Lilblue Linux: release 20140520

A couple of days ago, I pushed out a new build of Lilblue Linux [1] which is my attempt to turn embedded Linux on its head and use uClibc [2] instead of glibc as the standard C library for a fully featured XFCE4 desktop for amd64. Its userland is built with Gentoo’s hardened toolchain, and the image ships with a kernel built using hardened-sources which include the Grsec/PaX patches for added security, but its main distinguishing feature from mainstream Gentoo is uClibc. Even though Lilblue is something of an experimental project which grew out of my attempt to get more and more packages to build against uClibc, the system works better than I’d originally expected and there are very few glitches which are uClibc specific. You get pretty much everything you’d expect in a desktop, including all your multimedia goodies, office software, games and browsers. mplayer2 works flawlessly!

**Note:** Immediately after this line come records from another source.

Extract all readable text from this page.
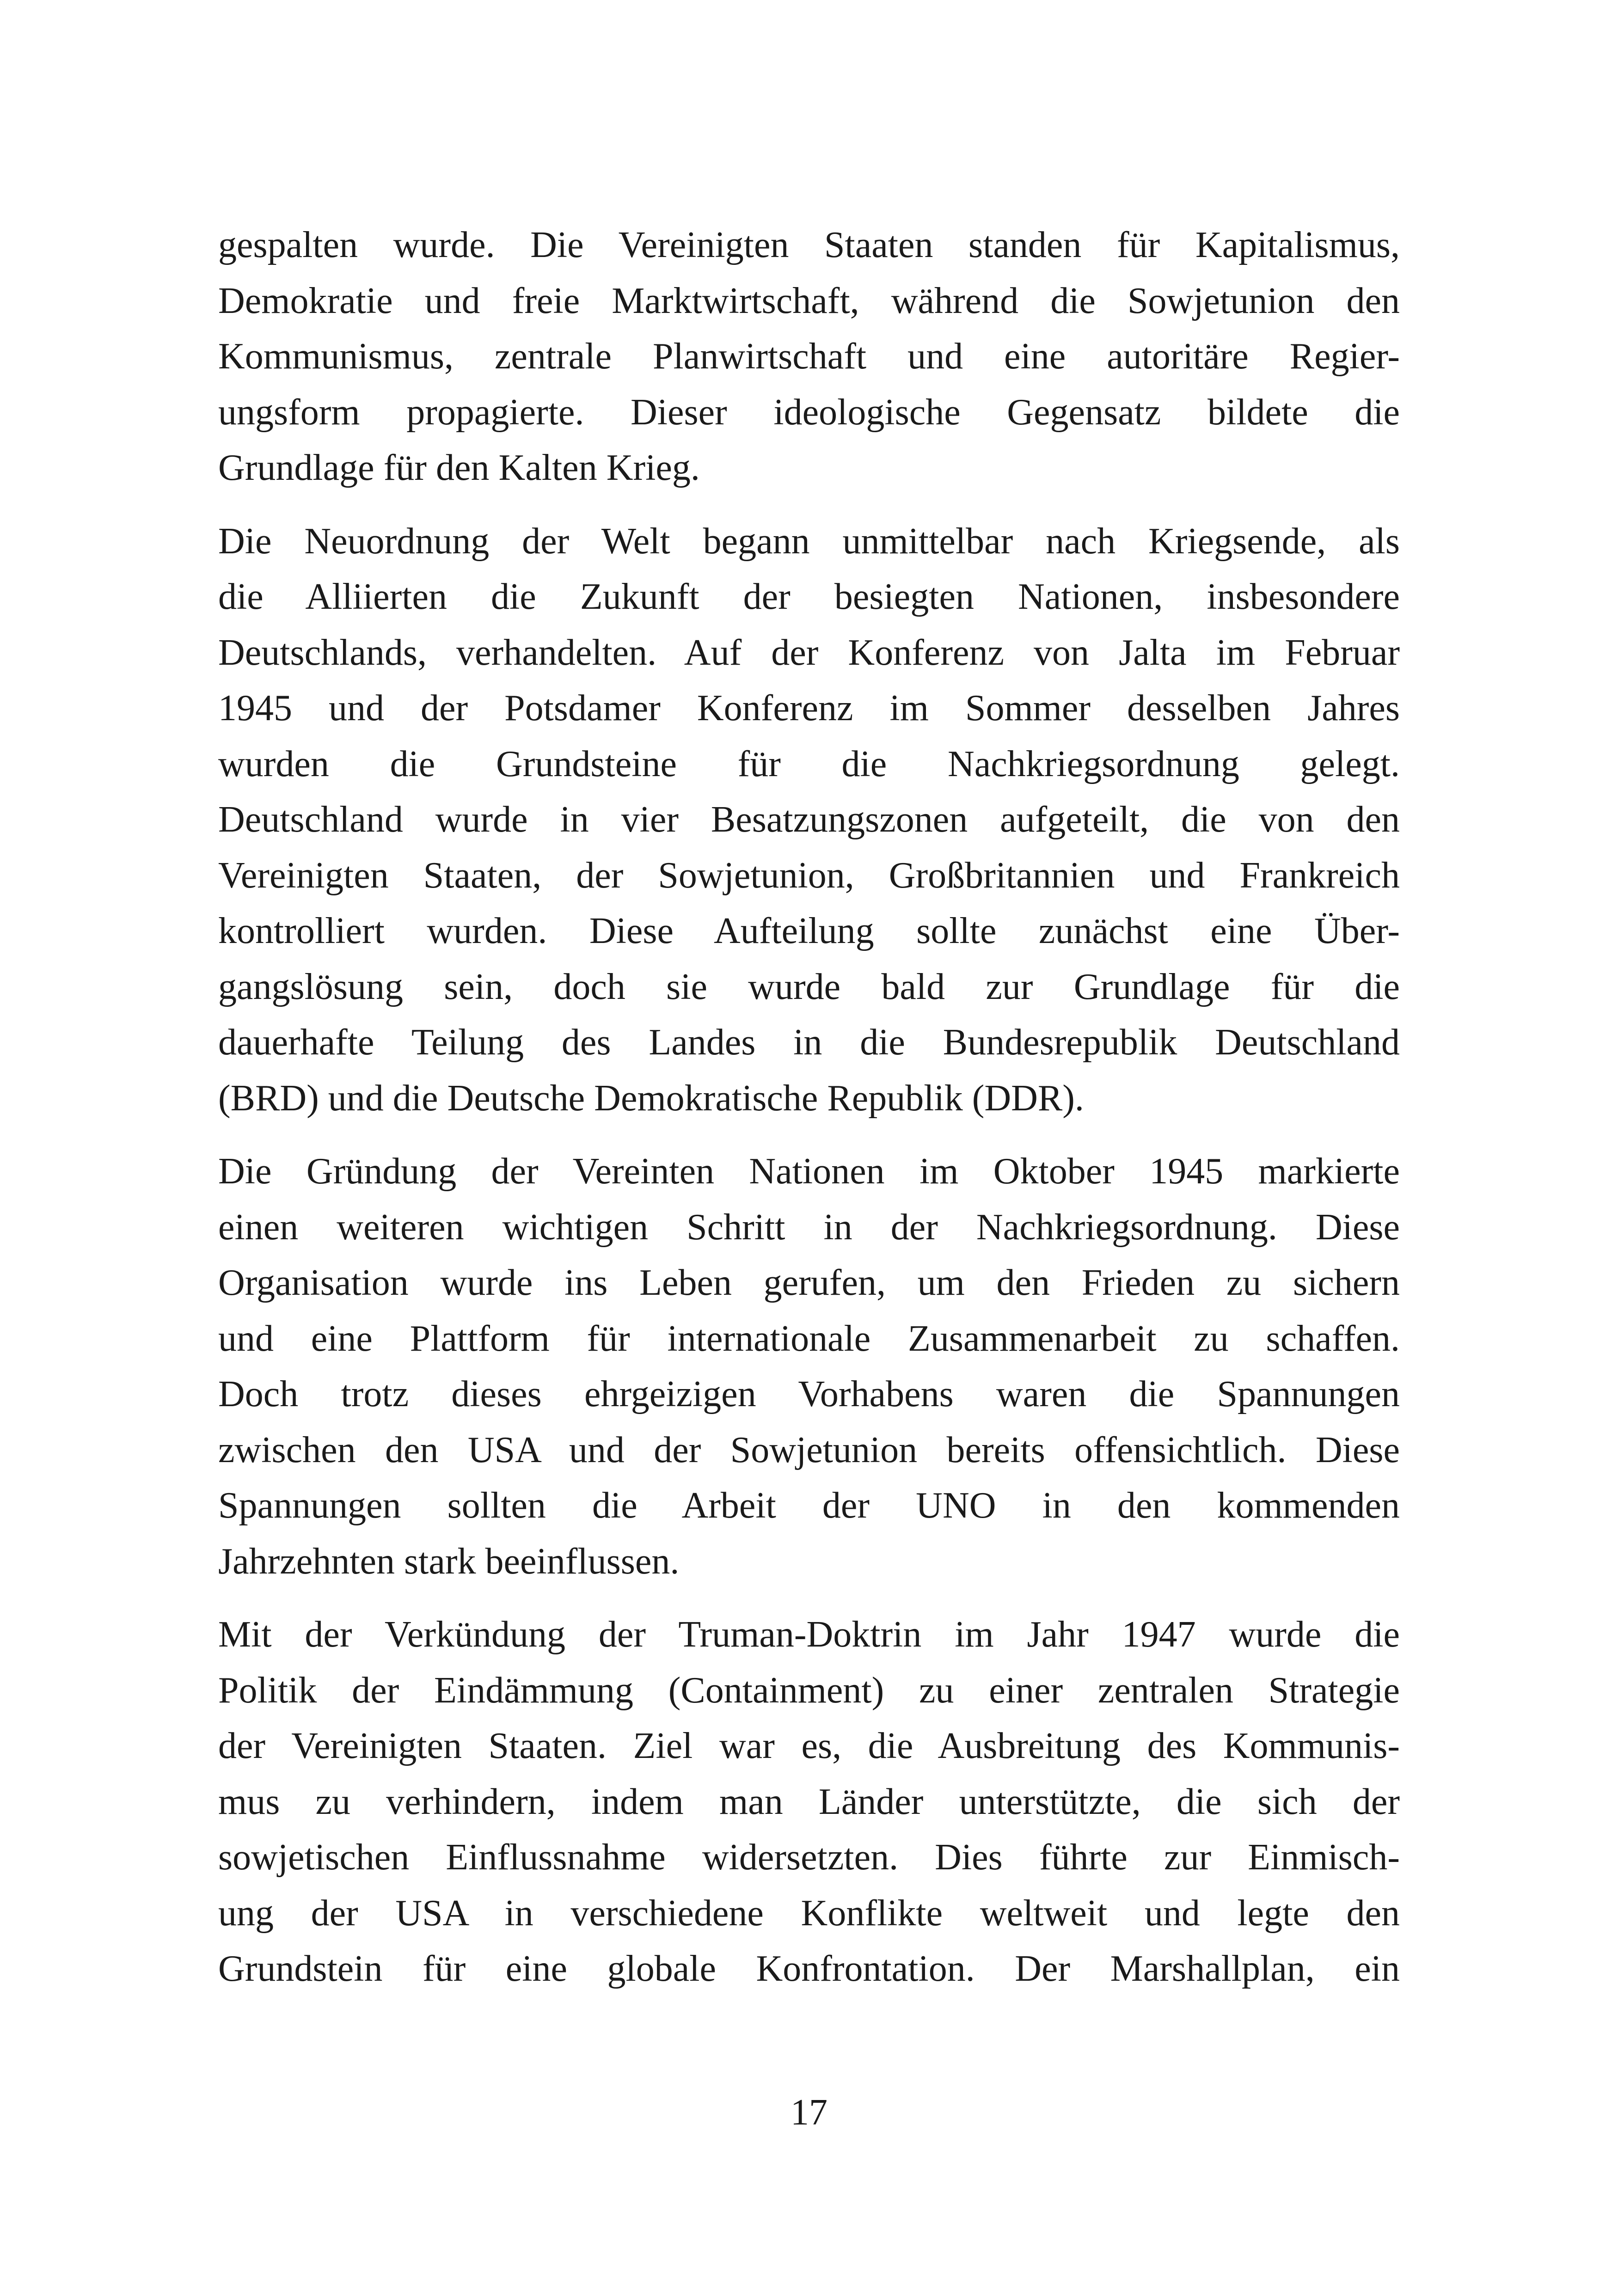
gespalten wurde. Die Vereinigten Staaten standen für Kapitalismus,
Demokratie und freie Marktwirtschaft, während die Sowjetunion den
Kommunismus, zentrale Planwirtschaft und eine autoritäre Regier-
ungsform propagierte. Dieser ideologische Gegensatz bildete die
Grundlage für den Kalten Krieg.

Die Neuordnung der Welt begann unmittelbar nach Kriegsende, als
die Alliierten die Zukunft der besiegten Nationen, insbesondere
Deutschlands, verhandelten. Auf der Konferenz von Jalta im Februar
1945 und der Potsdamer Konferenz im Sommer desselben Jahres
wurden die Grundsteine für die Nachkriegsordnung gelegt.
Deutschland wurde in vier Besatzungszonen aufgeteilt, die von den
Vereinigten Staaten, der Sowjetunion, Großbritannien und Frankreich
kontrolliert wurden. Diese Aufteilung sollte zunächst eine Über-
gangslösung sein, doch sie wurde bald zur Grundlage für die
dauerhafte Teilung des Landes in die Bundesrepublik Deutschland
(BRD) und die Deutsche Demokratische Republik (DDR).

Die Gründung der Vereinten Nationen im Oktober 1945 markierte
einen weiteren wichtigen Schritt in der Nachkriegsordnung. Diese
Organisation wurde ins Leben gerufen, um den Frieden zu sichern
und eine Plattform für internationale Zusammenarbeit zu schaffen.
Doch trotz dieses ehrgeizigen Vorhabens waren die Spannungen
zwischen den USA und der Sowjetunion bereits offensichtlich. Diese
Spannungen sollten die Arbeit der UNO in den kommenden
Jahrzehnten stark beeinflussen.

Mit der Verkündung der Truman-Doktrin im Jahr 1947 wurde die
Politik der Eindämmung (Containment) zu einer zentralen Strategie
der Vereinigten Staaten. Ziel war es, die Ausbreitung des Kommunis-
mus zu verhindern, indem man Länder unterstützte, die sich der
sowjetischen Einflussnahme widersetzten. Dies führte zur Einmisch-
ung der USA in verschiedene Konflikte weltweit und legte den
Grundstein für eine globale Konfrontation. Der Marshallplan, ein

17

But all is not well in the land of uClibc these days. It has been over two years since the last release, 0.9.33.2 on May 15, 2012, and there are about 80 commits sitting in the 0.9.33 branch, many of which address critical issues since 0.9.33.2. This causes problems for people building around uClibc, such as buildroot, and there has even been talk on the email lists of dropping uClibc as its main libc in favor of either glibc or musl [3]. Buildroot is maintaining about 50 backported patches, while Mike’s (aka vapier’s) latest patchset has 20. I seem to always have to insert a backported patch of my own here or there, or ask Mike to include it in his patchset.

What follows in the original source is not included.